Fr. Z is the guy who runs this blog. o{]:¬)
This entry was posted in "How To..." - Practical Notes, Just Too Cool, Liturgy Science Theatre 3000 and tagged , , , . Bookmark the permalink.


  1. cblanch says:

    Thanks, Fr. Z!

  2. Rich says:

    What a great post. Thanks for embedding the player, too, Fr. Z, I am listening to it ad infinitum at work. And, it’s doing something to me…Something good…

  3. HyacinthClare says:

    Just sent a CD to my granddaughter, who is three and autistic and has trouble going to sleep. And we won’t pay any attention to what the angels will be doing to her excellent (but protestant) parents in the process…..

  4. HyacinthClare says:

    and another for me…

  5. West of the Potomac says:

    My three year old recently started insisting that his mother or I stay in his room until he goes to sleep.

    I used to bring my iPad in and just sit there, but a couple of weeks ago I started signing him some chant. I’ll loop the triple Kyrie and Ite Missa Est from the EF, a plain chant O Salutaris and Tantum Ergo, the Pater Noster, and Angus Dei. And I’ll even throw in a verse or two of Silent Night (I know, not chant), because it’s the perfect lullaby.

    Even with my terrible voice my son is mesmerized and falls (and stays) asleep so peacefully. And then when he hears the chants at Mass or Exposition/Benediction he just lights up.

    If he’s not in the mood for chant, my wife and I will say the Rosary in his room while he fully and actively participates (by closing his eyes and prayerfully listening until he’s asleep).

    He now prefers this to the old standbys of Hands Hands, Fingers, Thumbs; Go Dogs Go; Clifford the Big Red Dog; and Curious George. Good taste that boy has.

  6. Sissy says:

    “If he’s not in the mood for chant, my wife and I will say the Rosary in his room while he fully and actively participates (by closing his eyes and prayerfully listening until he’s asleep).”

    Today, my 6 month old granddaughter was fretful and fussy at nap time. I started praying the Rosary, and she immediately quieted down, gazed up at my face, and then broke into a huge smile. She was asleep in no time. I’ve already sent the CD to my sister and to my brother….I guess I need one for my little darling, too. I’ll order it this evening!

  7. Pingback: Thanks, Fr. Z! | The Back of the World

  8. jaykay says:

    West of the Potomac: beautiful! I had the same experience, back in the (very) early 60s, of my then almost 80-years-old grandmother singing gently beside me at bedtime, her speciality being all the Marian hymns, including one I’ve never heard since of which one of the verses went “Daily, daily sing to Mary…”. We had neighbours surnamed “Daly” so I was convinced that… well, you can guess :) The Benediction hymns were favourites as well.

  9. Skeinster says:

    Good news, jaykay! “Daily, daily sing to Mary” is on their Marian CD.
    Their two non-seasonal CD’s are my constant companions in the car.
    Off to purchase the new one…

  10. Singing Mum says:

    Most children are drawn to chant and learn very easily. This goes for girls- and boys!
    This year we’ll have 80 children ages 7-18 attending our parish Chant Camp. There’ll be 42 boys (18 are teens) and 38 girls (also lots of teens) preparing chants for a Missa Cantata and playing soccer and frisbee with the priests on their daily long lunch break.

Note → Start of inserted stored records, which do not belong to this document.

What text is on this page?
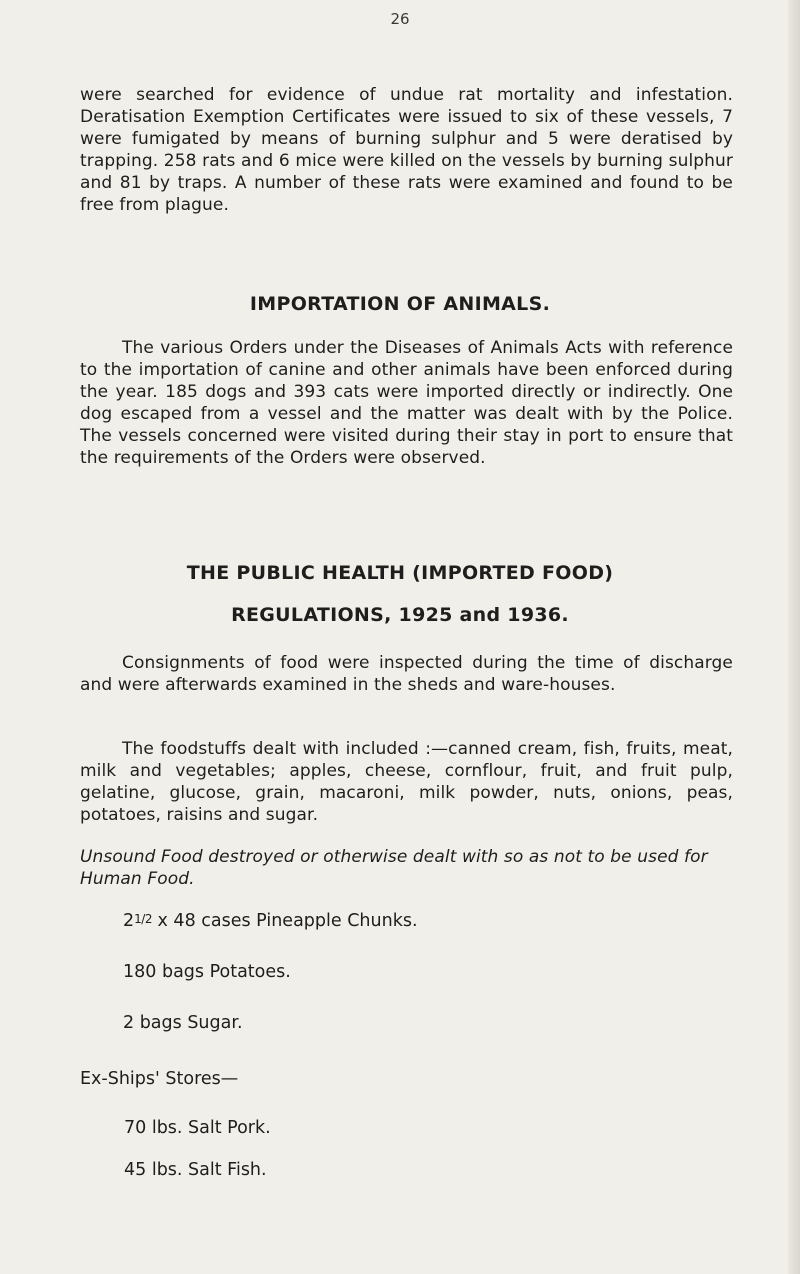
26

were searched for evidence of undue rat mortality and infestation. Deratisation Exemption Certificates were issued to six of these vessels, 7 were fumigated by means of burning sulphur and 5 were deratised by trapping. 258 rats and 6 mice were killed on the vessels by burning sulphur and 81 by traps. A number of these rats were examined and found to be free from plague.

IMPORTATION OF ANIMALS.

The various Orders under the Diseases of Animals Acts with reference to the importation of canine and other animals have been enforced during the year. 185 dogs and 393 cats were imported directly or indirectly. One dog escaped from a vessel and the matter was dealt with by the Police. The vessels concerned were visited during their stay in port to ensure that the requirements of the Orders were observed.

THE PUBLIC HEALTH (IMPORTED FOOD)
REGULATIONS, 1925 and 1936.

Consignments of food were inspected during the time of discharge and were afterwards examined in the sheds and ware-houses.

The foodstuffs dealt with included :—canned cream, fish, fruits, meat, milk and vegetables; apples, cheese, cornflour, fruit, and fruit pulp, gelatine, glucose, grain, macaroni, milk powder, nuts, onions, peas, potatoes, raisins and sugar.

Unsound Food destroyed or otherwise dealt with so as not to be used for Human Food.

21/2 x 48 cases Pineapple Chunks.

180 bags Potatoes.

2 bags Sugar.

Ex-Ships' Stores—

70 lbs. Salt Pork.

45 lbs. Salt Fish.
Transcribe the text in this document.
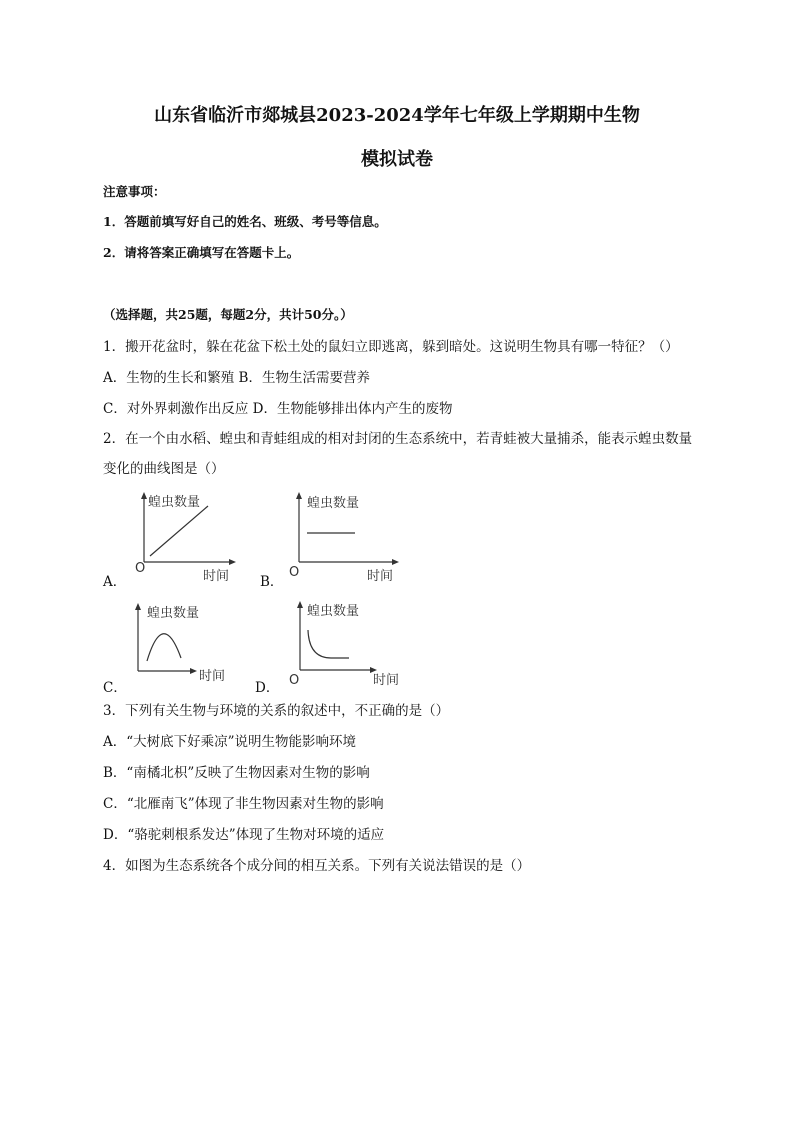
山东省临沂市郯城县2023-2024学年七年级上学期期中生物
模拟试卷
注意事项：
1．答题前填写好自己的姓名、班级、考号等信息。
2．请将答案正确填写在答题卡上。
（选择题，共25题，每题2分，共计50分。）
1．搬开花盆时，躲在花盆下松土处的鼠妇立即逃离，躲到暗处。这说明生物具有哪一特征？（）
A．生物的生长和繁殖 B．生物生活需要营养
C．对外界刺激作出反应 D．生物能够排出体内产生的废物
2．在一个由水稻、蝗虫和青蛙组成的相对封闭的生态系统中，若青蛙被大量捕杀，能表示蝗虫数量变化的曲线图是（）
A．
蝗虫数量
O
时间 B．
蝗虫数量
O	时间
C．
蝗虫数量
时间
D．
蝗虫数量
O	时间
3．下列有关生物与环境的关系的叙述中，不正确的是（）
A．“大树底下好乘凉”说明生物能影响环境
B．“南橘北枳”反映了生物因素对生物的影响
C．“北雁南飞”体现了非生物因素对生物的影响
D．“骆驼刺根系发达”体现了生物对环境的适应
4．如图为生态系统各个成分间的相互关系。下列有关说法错误的是（）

  11. Pingback: “Gregorian Chan… | Oh, for the love of chant!

  12. JMody says:

    This reminds me of one of my favorite Digby quotes:

    Music is said by some holy men to have drawn the gentiles frequently into the Church through mere curiosity, which ended in conversion of heart and desire of baptism. This gave occasion for Dr. Burney to say that “the generality of parochial music with the moderns is not likely to produce similar effects, it being such as would rather drive Christians with good ears out of the church than draw Pagans into it.”

    We used to have a pastor that mocked the “people who hate music and go to Saturday Mass” — I always retorted that it was because we LIKED music that we avoided the so-called choir … and dreamt of tattooing Dr. Burney’s words on his forehead.

    And — don’t forget, Digby published in the 19th century, so this Dr. Burney was referring to “modern music” which we might call traditional and wonderful today.